Jumat, 08 September 2017

Ketika doa tak tersentuh

 
Hari ini saya menerima pelajaran paling berharga, ketika Tuhan disebut dalam rintihan nestapa, doa dipanjatkan dengasn lafal lirih, namun ia hanya menghuni sunyi, dimana gerangan perginya? Kadang kita ini terlampau nakal untuk sebuah transaksional dengan Nya. Kita ingin mengambil untung namun enggan rugi, padahal posisi bargaining kita lemah teramat lemah.dihadapanNya. Namun sebagaimana manusia hanya bisa merendah ketika tertimpa nestapa, dalam kondisi inipun masih coba menawar dengan angkuhnya.

Mulai bulan agustus hingga september seperti diperlihatkan sebuah film perjalanan manusia dengan berbagai macam sifat yang berujung pada satu hal, kemapanan terhadap hidup selalu diidentikkan dengan kemapanan materi. Saya mencoba mencari literatur efek kemapanan tersebut dari berbagai buku di internet yang kebanyakan pengarangnya adalah produk pendidikan dari kulon. Hasilnya memang dapat diterka, jika anda mapan secara duniawi, kehidupan sudah dalam genggaman. Sebagaimana otak saya agak nakal, lieratur pun dikomparasi dengan kitab suci, kenapa kitab suci?karena otak ini sudah dikontaminasi pendidikan ala kulon yang mengagungkan kehidupan dunia yang membuat saya kering dan tidak menjawab tentang misteri waktu dan masa depan. Padahal unsur kemapanan ada kepastian didalamnya, kepastian yang dimaksud adalah masa depan, sehingga eckhart tolle bilang dalam bukunya the power of now, jika waktu lalu dan esok hanya ilusi. Betul secara logika, namun tidak secara mental, karena manusia selalu ingin tahu kehidupan esoknya.

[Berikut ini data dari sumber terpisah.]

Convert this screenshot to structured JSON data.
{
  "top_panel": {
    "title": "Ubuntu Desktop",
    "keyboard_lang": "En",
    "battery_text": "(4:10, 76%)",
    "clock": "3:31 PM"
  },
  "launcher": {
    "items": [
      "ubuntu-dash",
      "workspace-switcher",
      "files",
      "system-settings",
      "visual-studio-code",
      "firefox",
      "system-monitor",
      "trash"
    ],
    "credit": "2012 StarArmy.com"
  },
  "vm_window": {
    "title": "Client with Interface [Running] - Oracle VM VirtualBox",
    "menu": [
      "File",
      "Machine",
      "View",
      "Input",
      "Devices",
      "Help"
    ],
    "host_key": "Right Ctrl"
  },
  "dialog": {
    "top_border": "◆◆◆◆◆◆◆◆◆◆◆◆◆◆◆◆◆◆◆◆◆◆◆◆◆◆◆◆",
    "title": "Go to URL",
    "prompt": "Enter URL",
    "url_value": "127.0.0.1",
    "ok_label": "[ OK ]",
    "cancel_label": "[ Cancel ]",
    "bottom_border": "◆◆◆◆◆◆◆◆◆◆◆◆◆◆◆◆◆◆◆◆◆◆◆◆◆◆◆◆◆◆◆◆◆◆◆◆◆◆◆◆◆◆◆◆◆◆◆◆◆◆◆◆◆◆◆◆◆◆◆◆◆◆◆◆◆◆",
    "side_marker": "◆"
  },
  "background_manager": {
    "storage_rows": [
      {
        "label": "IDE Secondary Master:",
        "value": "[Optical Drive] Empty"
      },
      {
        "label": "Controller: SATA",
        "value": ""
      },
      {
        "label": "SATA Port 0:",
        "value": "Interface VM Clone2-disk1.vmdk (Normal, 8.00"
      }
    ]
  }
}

Di kitab suci keyakinan yang saya anut disana digambarkan  perjalanan manusia dari sebentuk nutfah hingga jadi manusia bernyawa, bagaimana juga perjalanan kelaknya. Sehingga doa yang dianjurkan bukanlah meminta kekayaan, namun meminta ampunan dan selalu ditunjukkan jalan yang lurus. Maksud jalan lurus adalah jalan yang menempatkan manusia pada kondisi menuju rumah abadinya. Dimana rumah itu? kelak di sebuah tempat bernama kampung akhirat. Sehingga aspek asketisme ditekankan, karena dunia dan seisinya hanyalah keindahan yang menipu, alias nisbi. Berdasar dari sana, sebuah visi, misi kehidupan, dijelaskan secara gamblang dengan memberi kisah nyata mengenai umat terdahulu yang memuja materi berakhir dalam kehancuran. Peringatan yang diulang-ulang menghasilkan kesimpulan jelas, dunia bukan keabadian hanya tiket untuk kembali. Dan doa yang paling menyentuh bukanlah doa meminta kelebihan bernama materi, atau meminta dihilangkan dari musibah, namun berisi doa ampunan agar dilapangkan perjalanan pulang dan selalu dibimbing dari gelapnya kehidupan agar diberi terang.

Kembali ke awal, entahlah saya begitu trenyuh melihat sahabat-sahabat saya begitu giat berlomba dalam hal kelimpahan pada doanya tiap malam hingga meneteskan air mata sampai kadang saya ikut juga menangis, namun alpa jika doa transaksioanal begini hanya sementara. Ibarat beli data internet, berlomba cari paket data murah namun tak mencari yang unlimited :-). Kehidupan yang naik turun mirip siang dan malam hanya menyisakan perih jika kita mengikuti gelombangnya. Dapat berkah tertawa dapat musibah nelangsa. Jadi saya mafhum jika doa saya minta kelimpahan kekayaan tidak terkabulkan, orang doanya juga ga serius-serius amat. bahkan doa begituan sudah lama saya tinggalkan, bosen,,,,ga dikabulkan,,, :-))jadi redaksinya saya ganti lebih singkat yang intinya up to you deh Tuhan,,,,:-D. Namun saya serius jika itu dikaitkan dengan cintaNya, demen banget kalau urusannya cinta-cintaan dengan Nya. Jadi dengan belajar mengenal cinta Nya dari sekecil apapun, tiba-tiba diri ini merasa kaya, dan terlampau cukup, hingga tak bisa berkata apa-apa. its enaugh ya,,,Rabb,,,malu hamba, rahmatMu terlampau berlebih sehingga kadang mahluk mu ini tak tahu diri (gaya ini sering diucapkan gurpan, saya tiru,,,hehehehe,,,,).